En outre, les effets négatifs du changement climatique (sécheresse, pénuries d’eau, changements des modes nutritionnels et alimentaires, etc.) incitent à se préparer non seulement à la montée des besoins en prise en charge rapide des victimes climatiques, mais aussi à l’émergence de pathologies probablement inédites.
L’IRES fait aussi savoir que l’absence d’instances de régulation du système de santé retarde, selon les acteurs du secteur, la mise en œuvre des réformes dans des domaines importants, tels que l’industrie émergente du vaccin, l’élaboration d’un cadre juridique spécifique au partenariat public-privé et la promotion de la R&D.
Il indique également un déficit important en ressources humaines dans le secteur de la santé. Selon les normes de l’OMS, le déficit en médecins au Maroc est estimé à 10.000 médecins et à 70.000 infirmiers. Ce chiffre serait plus élevé selon les récentes déclarations du ministre de la Santé, en janvier 2022, au cours desquelles il a évoqué un besoin de plus de 32.000 médecins et de 65.000 infirmiers.
Le Conseil national du développement humain (CNDH), quant à lui, a énoncé, dans son rapport, d’avril 2021, un besoin de plus de 32.000 médecins.

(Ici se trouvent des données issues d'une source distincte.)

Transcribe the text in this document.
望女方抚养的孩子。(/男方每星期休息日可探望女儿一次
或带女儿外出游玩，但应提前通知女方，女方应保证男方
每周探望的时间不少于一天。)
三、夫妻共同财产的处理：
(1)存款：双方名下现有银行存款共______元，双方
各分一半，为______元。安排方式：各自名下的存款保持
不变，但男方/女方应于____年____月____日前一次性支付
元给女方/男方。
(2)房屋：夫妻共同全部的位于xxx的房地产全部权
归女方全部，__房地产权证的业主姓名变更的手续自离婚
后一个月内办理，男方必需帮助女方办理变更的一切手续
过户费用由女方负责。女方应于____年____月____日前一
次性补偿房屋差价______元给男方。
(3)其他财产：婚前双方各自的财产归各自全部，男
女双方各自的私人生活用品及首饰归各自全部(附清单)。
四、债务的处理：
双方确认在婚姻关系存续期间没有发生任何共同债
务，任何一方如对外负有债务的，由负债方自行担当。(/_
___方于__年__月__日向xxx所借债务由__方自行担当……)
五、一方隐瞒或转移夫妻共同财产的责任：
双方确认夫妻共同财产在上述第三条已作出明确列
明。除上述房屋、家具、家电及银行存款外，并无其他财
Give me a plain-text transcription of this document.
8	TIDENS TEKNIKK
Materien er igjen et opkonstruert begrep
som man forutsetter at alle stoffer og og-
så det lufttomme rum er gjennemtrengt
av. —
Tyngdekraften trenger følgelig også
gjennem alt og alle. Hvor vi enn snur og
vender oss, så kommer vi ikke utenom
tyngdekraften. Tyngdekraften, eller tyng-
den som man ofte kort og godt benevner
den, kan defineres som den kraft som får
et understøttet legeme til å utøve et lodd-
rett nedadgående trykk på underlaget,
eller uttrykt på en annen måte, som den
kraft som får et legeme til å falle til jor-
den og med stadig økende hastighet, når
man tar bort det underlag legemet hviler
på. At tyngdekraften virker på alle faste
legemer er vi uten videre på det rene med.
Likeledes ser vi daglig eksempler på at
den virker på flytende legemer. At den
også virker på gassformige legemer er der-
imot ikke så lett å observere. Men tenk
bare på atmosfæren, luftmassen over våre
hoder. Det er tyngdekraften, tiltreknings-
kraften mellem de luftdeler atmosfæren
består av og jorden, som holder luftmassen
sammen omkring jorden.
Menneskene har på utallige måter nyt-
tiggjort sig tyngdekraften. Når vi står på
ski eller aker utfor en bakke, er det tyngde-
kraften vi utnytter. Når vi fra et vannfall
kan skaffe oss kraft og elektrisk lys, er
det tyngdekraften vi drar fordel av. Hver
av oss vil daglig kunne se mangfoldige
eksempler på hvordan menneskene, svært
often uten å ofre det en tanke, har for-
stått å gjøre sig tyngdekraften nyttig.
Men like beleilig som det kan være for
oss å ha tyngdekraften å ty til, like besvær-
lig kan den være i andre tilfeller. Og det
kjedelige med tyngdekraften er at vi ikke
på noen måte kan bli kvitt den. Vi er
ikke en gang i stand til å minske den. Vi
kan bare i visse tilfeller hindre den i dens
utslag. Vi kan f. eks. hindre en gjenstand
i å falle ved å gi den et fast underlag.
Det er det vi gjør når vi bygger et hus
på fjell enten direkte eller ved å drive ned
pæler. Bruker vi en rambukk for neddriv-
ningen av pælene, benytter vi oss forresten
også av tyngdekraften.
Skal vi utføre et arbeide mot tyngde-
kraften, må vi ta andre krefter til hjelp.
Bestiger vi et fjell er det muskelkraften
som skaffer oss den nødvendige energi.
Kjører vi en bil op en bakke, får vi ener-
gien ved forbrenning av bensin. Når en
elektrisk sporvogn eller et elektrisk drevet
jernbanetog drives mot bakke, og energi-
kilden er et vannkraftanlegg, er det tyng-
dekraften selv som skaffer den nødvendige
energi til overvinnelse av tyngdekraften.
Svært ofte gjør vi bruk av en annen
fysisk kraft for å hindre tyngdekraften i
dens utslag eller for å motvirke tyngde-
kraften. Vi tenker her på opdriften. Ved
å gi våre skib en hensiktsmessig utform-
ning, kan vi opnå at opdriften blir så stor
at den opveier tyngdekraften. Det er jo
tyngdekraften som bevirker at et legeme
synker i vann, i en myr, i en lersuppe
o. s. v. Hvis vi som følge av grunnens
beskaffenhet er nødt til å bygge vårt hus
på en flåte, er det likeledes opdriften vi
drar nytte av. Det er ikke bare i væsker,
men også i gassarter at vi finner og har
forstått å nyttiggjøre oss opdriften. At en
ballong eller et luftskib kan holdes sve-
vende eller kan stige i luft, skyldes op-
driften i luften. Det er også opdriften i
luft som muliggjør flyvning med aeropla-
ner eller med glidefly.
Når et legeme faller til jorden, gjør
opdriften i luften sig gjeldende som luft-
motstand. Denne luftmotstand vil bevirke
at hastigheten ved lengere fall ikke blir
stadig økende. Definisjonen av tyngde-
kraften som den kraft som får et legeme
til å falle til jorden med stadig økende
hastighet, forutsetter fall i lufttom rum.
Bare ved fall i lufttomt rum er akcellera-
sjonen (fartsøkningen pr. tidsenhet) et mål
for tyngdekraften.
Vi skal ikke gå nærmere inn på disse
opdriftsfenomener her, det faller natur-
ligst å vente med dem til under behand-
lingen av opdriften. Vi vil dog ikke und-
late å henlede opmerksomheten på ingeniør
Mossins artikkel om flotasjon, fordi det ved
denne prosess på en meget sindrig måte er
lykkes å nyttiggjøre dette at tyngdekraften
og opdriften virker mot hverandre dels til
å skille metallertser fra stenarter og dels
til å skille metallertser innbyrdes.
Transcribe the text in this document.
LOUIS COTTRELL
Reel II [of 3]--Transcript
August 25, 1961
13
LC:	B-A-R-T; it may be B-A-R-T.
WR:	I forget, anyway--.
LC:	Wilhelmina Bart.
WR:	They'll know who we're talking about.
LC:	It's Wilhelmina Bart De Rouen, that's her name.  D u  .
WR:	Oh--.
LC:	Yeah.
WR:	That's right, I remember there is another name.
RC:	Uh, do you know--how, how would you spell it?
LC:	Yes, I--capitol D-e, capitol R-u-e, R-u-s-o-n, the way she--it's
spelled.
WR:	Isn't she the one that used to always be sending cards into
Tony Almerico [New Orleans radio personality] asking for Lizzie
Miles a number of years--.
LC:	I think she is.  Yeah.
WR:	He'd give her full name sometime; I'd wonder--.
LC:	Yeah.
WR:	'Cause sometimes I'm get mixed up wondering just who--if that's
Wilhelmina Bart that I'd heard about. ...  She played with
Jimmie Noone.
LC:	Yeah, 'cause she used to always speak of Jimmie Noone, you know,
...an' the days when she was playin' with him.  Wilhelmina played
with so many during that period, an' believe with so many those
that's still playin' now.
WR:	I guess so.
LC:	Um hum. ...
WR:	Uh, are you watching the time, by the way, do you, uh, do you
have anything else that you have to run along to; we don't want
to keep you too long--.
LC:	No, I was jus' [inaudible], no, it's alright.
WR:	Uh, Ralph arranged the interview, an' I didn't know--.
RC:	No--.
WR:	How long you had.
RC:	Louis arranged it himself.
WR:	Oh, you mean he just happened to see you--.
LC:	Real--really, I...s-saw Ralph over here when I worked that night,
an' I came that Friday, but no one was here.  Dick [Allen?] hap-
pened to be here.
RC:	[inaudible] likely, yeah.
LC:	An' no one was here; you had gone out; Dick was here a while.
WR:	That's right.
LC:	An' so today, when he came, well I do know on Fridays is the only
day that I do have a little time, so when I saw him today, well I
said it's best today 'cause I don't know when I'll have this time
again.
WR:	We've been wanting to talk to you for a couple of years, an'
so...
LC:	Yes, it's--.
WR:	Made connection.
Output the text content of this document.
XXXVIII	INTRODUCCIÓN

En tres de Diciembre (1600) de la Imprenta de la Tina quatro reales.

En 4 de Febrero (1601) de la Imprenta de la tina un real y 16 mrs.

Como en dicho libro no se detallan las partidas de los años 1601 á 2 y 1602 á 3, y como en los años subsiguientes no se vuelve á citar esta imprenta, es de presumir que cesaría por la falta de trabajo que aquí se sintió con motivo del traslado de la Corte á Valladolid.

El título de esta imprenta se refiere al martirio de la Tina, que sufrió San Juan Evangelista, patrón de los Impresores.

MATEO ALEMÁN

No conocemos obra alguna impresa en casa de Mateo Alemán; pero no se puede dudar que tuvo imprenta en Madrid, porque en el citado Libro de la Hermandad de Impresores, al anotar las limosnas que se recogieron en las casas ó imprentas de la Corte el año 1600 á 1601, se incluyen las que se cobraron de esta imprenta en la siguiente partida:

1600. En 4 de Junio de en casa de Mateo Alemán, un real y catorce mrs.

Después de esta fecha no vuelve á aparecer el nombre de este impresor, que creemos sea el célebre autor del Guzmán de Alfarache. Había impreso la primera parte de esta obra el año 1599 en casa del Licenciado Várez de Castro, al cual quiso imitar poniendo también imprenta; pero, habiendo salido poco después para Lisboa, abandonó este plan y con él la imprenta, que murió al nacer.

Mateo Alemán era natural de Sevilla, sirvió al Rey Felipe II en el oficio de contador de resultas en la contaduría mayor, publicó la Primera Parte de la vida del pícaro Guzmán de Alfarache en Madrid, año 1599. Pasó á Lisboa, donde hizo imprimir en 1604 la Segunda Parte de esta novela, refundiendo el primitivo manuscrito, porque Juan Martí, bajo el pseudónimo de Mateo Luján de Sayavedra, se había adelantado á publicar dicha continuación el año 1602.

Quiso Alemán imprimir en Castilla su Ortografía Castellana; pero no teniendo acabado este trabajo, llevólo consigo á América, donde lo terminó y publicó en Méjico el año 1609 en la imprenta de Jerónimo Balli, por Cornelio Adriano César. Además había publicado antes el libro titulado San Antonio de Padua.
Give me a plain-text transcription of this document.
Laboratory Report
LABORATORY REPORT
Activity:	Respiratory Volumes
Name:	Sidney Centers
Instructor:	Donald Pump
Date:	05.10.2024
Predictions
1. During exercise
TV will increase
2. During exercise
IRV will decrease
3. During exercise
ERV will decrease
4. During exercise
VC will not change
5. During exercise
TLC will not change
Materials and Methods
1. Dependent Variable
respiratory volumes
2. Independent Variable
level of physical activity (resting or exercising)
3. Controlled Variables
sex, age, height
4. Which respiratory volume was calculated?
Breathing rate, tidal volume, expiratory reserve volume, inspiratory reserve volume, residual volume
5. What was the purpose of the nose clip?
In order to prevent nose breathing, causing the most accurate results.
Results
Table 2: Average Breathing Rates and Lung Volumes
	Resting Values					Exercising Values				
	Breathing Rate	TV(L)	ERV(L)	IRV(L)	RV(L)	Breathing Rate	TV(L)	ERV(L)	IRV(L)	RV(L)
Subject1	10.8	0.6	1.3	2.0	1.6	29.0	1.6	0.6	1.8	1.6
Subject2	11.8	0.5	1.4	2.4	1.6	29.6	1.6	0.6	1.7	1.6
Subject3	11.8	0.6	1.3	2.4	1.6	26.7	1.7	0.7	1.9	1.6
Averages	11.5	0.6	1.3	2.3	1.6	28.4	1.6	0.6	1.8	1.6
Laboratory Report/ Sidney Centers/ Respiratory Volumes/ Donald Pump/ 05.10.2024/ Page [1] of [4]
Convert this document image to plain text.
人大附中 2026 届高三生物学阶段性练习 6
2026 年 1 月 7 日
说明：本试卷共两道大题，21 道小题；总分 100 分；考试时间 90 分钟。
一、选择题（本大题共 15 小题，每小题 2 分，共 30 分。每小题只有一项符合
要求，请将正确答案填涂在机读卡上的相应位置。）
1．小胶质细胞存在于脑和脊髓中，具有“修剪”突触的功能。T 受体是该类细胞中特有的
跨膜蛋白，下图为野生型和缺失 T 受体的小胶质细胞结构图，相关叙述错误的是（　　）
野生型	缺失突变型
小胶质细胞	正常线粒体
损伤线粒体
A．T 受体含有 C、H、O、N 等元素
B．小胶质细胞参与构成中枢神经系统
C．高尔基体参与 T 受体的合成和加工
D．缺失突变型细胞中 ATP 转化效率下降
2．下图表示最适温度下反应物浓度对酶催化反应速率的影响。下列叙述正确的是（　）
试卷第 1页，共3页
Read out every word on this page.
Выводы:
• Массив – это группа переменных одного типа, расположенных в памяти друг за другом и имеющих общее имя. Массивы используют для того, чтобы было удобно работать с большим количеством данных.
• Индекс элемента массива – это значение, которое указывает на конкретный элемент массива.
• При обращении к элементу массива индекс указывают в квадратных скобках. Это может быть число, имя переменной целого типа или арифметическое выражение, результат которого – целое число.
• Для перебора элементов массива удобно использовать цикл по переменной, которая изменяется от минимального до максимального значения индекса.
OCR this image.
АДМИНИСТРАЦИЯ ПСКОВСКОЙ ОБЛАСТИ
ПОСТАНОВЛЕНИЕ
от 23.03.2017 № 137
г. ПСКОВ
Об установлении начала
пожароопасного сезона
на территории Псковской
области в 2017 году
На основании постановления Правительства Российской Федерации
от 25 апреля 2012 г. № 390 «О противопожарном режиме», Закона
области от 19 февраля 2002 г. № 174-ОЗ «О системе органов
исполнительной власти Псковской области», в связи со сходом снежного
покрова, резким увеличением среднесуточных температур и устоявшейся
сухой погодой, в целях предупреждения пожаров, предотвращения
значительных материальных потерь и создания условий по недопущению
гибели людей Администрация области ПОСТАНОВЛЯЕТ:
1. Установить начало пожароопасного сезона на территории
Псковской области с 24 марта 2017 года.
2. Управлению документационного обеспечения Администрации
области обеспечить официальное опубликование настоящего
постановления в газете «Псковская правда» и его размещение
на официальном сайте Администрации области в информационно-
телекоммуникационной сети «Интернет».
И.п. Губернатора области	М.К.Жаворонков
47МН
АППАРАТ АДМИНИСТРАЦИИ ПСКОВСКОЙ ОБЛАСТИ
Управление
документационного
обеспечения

L’encadrement académique lors de la formation est un gage de qualité. Or, dans ce domaine, le déficit est important.
Quel modèle sanitaire pour le Maroc? Les exemples du système de santé cubain, allemand et turc ont été évoqués lors de la journée prospective organisée par l’IRES, afin d’illustrer des bonnes pratiques sanitaires reconnues à l’échelle internationale. Chacun de ces exemples offre, en effet, des spécificités utiles à rappeler pour en tirer quelques enseignements pour le Maroc.
Les exemples cubain et turc offrent ainsi une illustration de modèles de systèmes de santé qui, tout en étant fondés sur la gratuité des soins, permettent d’avoir une offre de soins de qualité. En assurant la gratuité des soins, un verrou important d’accès à la santé est éliminé pour le patient à savoir le paiement direct de la prestation sanitaire ou celui du reste à charge.
Lire aussi : Réforme de la santé: tout ce qu’il faut savoir sur le projet de loi-cadre adopté en Conseil des ministres
L’IRES note aussi que l’exemple cubain, turc et allemand démontre tout l’intérêt d’une santé de proximité. La santé est gérée au plus près des besoins de santé des citoyens par des systèmes locaux adaptés.
La Turquie présente, également, l’exemple d’un modèle réussi, érigé en levier du développement. Ce pays est parvenu, en quelques années, à se hisser parmi les grands pays producteurs et exportateurs de produits de santé dans le monde.
Ce qu’il faudra faireL’IRES propose ainsi de doter le secteur de la santé d’une vision stratégique, prospective et multidimensionnelle innovante, de réactiver les structures de concertation et de gestion de crise, d’actualiser les lois existantes, d’encourager la régulation du partenariat public-privé et de revoir les cursus de formation.
Il est aussi question d’encourager la recherche & développement dans les sciences de la santé au sein des universités et promouvoir la recherche et les études cliniques, de développer l’industrie health tech, et de définir un modèle durable de financement du système de santé.